Un elemento fundamental para la protección del medio ambiente es la actuación de los poderes públicos. Los organismos gubernamentales tienen una responsabilidad de primer orden a la hora de establecer marcos regulatorios que promuevan buenas prácticas en la gestión medioambiental por parte de particulares y empresas.

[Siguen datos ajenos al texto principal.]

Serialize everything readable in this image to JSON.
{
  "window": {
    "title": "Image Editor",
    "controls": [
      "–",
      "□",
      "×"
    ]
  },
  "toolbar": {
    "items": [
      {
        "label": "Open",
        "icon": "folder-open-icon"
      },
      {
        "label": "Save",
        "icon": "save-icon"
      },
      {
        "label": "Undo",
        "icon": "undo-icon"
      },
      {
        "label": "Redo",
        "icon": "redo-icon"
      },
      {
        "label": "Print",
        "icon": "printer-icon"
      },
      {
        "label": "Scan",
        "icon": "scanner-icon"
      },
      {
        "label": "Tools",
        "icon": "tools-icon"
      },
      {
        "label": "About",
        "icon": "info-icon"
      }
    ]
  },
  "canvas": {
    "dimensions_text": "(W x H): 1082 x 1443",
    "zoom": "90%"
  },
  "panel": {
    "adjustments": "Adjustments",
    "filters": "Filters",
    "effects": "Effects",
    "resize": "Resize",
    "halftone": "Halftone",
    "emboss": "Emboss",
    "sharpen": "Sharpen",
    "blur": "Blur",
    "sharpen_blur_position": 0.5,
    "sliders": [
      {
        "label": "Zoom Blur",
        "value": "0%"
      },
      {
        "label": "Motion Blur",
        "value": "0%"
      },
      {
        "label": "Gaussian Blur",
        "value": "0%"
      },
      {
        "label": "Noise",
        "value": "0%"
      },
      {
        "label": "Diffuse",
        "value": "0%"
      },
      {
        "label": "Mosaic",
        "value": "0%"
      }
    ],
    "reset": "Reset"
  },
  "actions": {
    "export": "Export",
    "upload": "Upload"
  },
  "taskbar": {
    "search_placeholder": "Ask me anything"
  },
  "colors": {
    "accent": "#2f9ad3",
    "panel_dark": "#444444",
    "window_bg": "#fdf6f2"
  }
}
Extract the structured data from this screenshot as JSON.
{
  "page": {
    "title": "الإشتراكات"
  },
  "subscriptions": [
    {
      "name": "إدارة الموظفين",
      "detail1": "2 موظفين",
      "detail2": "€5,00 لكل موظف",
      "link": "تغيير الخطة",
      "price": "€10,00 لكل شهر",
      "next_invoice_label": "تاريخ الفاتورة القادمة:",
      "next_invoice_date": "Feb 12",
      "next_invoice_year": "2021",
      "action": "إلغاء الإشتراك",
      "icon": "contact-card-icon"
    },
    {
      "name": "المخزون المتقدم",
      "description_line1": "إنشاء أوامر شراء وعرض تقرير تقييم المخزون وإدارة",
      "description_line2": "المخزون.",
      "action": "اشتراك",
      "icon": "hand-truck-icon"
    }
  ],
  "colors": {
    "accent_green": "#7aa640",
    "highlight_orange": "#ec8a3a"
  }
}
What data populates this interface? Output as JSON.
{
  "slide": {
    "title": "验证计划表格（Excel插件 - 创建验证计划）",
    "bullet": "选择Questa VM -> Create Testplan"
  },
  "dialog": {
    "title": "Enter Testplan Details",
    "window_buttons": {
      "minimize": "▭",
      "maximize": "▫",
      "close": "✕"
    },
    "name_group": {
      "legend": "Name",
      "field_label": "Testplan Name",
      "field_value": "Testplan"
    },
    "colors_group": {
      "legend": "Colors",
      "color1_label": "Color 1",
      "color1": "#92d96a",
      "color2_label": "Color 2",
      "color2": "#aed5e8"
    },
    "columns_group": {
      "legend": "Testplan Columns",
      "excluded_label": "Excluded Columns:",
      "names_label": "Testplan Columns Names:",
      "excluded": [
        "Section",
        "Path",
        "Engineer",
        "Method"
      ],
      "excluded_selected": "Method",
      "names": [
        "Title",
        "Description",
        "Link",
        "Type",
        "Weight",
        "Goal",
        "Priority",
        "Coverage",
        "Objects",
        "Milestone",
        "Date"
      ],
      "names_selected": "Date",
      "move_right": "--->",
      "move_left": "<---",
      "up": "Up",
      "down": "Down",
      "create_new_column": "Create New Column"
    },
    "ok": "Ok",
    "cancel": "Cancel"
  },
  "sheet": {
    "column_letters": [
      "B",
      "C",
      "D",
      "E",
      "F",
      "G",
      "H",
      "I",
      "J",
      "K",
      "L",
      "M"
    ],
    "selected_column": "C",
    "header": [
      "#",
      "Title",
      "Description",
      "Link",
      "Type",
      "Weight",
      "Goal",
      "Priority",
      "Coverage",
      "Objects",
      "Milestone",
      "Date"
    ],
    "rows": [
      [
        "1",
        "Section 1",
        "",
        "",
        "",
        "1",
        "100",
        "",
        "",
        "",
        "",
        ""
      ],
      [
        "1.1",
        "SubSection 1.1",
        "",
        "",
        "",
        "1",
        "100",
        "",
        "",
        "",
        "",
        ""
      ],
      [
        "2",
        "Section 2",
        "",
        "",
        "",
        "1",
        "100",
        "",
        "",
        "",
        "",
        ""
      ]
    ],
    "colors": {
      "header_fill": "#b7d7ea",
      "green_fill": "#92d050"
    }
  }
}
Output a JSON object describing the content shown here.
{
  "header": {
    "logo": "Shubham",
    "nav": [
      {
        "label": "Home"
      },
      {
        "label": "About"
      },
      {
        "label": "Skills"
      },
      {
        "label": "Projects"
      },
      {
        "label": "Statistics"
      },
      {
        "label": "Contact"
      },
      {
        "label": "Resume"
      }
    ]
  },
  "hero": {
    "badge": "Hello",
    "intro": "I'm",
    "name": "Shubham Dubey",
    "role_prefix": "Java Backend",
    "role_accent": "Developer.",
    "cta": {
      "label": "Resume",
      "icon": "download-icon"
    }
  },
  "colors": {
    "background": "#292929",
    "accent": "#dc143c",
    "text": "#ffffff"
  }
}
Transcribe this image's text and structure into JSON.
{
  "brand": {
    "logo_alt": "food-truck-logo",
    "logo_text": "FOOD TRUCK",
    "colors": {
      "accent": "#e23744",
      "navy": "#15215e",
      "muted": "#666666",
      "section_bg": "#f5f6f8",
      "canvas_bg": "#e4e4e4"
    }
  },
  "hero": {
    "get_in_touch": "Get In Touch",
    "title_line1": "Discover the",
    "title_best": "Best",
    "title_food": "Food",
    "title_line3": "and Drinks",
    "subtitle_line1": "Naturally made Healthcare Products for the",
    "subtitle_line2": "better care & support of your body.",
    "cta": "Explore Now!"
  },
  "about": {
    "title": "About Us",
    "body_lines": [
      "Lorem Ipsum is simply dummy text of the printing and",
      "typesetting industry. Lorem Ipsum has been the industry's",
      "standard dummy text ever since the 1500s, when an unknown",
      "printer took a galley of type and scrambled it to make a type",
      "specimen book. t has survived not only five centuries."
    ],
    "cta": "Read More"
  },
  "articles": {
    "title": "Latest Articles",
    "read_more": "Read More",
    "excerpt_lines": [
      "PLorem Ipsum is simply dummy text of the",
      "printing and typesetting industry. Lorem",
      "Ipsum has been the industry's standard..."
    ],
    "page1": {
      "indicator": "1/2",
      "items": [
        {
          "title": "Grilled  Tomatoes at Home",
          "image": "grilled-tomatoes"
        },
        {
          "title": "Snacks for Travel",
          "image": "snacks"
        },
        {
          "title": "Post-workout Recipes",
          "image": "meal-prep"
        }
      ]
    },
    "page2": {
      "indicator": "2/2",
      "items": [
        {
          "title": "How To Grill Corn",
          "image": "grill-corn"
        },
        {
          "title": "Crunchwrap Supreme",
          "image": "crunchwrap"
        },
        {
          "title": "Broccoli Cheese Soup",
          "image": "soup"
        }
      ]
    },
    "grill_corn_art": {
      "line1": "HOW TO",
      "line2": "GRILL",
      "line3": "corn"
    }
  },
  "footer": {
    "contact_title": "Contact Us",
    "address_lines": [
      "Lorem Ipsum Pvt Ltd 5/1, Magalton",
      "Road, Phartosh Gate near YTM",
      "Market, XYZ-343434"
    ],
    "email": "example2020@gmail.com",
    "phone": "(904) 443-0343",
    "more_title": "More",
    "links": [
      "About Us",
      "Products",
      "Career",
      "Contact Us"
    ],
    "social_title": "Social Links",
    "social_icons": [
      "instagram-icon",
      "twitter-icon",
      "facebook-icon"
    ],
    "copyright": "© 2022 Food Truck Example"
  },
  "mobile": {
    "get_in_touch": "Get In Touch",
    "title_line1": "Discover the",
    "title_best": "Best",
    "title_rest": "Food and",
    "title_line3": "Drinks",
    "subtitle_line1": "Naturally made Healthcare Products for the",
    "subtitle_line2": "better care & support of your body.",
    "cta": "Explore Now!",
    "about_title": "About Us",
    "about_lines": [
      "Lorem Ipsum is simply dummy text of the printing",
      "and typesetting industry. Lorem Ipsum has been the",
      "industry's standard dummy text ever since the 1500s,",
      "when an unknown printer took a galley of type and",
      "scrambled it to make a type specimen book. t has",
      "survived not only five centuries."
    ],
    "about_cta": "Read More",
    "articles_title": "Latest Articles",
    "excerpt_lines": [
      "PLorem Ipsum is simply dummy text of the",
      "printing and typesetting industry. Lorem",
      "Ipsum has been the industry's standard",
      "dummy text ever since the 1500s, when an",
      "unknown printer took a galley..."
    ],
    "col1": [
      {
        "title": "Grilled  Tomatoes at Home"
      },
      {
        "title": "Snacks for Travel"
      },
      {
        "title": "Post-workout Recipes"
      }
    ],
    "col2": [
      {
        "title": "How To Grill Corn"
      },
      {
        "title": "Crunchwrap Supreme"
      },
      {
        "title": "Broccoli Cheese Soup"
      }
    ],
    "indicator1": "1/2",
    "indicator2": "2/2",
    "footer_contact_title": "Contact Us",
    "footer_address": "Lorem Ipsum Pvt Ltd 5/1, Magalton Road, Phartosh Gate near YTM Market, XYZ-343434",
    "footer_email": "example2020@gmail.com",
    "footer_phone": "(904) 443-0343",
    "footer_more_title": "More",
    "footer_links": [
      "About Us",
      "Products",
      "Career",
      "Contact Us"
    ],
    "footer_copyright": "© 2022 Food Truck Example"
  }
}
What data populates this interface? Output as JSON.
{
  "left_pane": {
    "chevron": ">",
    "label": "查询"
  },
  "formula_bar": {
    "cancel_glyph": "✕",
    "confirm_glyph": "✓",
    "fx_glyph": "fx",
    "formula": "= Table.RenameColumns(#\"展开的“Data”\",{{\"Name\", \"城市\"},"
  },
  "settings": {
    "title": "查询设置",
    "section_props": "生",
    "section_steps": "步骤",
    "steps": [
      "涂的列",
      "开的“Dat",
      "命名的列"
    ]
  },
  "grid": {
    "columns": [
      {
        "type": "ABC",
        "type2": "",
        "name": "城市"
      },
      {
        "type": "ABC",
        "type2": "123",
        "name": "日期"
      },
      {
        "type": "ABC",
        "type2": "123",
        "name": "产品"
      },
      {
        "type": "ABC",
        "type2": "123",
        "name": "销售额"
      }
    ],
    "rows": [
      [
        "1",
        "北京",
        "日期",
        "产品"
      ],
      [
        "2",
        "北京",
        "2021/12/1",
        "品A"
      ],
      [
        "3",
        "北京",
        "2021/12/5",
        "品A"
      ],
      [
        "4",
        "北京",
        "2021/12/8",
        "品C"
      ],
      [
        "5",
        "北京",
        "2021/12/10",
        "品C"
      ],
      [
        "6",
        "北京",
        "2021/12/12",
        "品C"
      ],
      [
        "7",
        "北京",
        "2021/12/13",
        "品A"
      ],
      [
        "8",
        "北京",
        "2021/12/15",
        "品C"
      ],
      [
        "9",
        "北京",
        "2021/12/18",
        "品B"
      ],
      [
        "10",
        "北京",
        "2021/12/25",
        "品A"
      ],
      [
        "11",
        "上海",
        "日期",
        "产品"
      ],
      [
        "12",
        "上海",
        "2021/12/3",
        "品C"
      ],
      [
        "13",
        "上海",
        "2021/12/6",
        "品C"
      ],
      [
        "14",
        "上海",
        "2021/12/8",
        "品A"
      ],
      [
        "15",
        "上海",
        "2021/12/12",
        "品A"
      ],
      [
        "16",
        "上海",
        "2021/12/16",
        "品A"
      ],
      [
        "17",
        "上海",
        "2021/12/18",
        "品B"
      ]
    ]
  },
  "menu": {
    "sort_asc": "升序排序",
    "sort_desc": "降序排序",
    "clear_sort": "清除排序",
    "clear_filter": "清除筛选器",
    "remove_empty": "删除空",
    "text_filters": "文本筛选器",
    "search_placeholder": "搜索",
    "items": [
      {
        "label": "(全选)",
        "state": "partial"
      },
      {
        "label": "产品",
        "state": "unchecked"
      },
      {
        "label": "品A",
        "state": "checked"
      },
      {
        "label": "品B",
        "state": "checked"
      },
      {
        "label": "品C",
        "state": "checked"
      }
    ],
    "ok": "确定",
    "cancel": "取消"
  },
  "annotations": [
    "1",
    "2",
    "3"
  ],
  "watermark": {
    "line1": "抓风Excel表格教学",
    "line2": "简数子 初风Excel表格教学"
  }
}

Políticas pública y transporte

Buena parte de los ciudadanos, especialmente en los entornos urbanos, utilizan algún tipo de transporte todos los días. Una buena política pública para la protección del medio ambiente debe tener en cuenta los modos de transporte y:

  • Promover el transporte público limpio y ecológico: autobuses eléctricos, metro modernizado, tranvías no contaminantes…
  • Promover y bonificar la compra de automóviles ecológicos y respetuosos con el medio ambiente
  • Construir aparcamientos disuasorios en las entradas de las grandes aglomeraciones urbanas
  • Crear más zonas peatonales o restringidas de circulación (sólo residentes)
  • Penalizar a dueños de los vehículos más contaminantes
  • Incrementar los impuestos al carburante, especialmente al diésel
  • Construir una red de puntos de suministro gratuito o muy bonificado para vehículos eléctricos
  • Construir y regular una extensa malla de carriles para bicicletas

Políticas públicas y producción industrial

En cuanto a la producción industrial, la mejor forma de proteger el medio ambiente es promover los procesos productivos limpios, por ejemplo premiando a las empresas con ventajas fiscales y créditos blandos si adaptan sus procesos de forma que sean más ecológicos y respetuosos con el entorno natural. En la misma línea, los vertidos ilegales y la contaminación de aguas y terrenos deben ser penalizados para lograr un efecto disuasorio. Durante mucho tiempo, las multas por estas acciones eran tan bajas que las propias empresas descontaban ese dinero en sus previsiones de ganancias y aún así les salía rentable contaminar.

Políticas públicas y ordenación del territorio

Por último, es importante que los poderes públicos protejan activamente las zonas naturales de especial valor, declarándolas parques naturales, zonas de especial protección, o cualquier otra figura que impida su explotación o desarrollo incontrolado.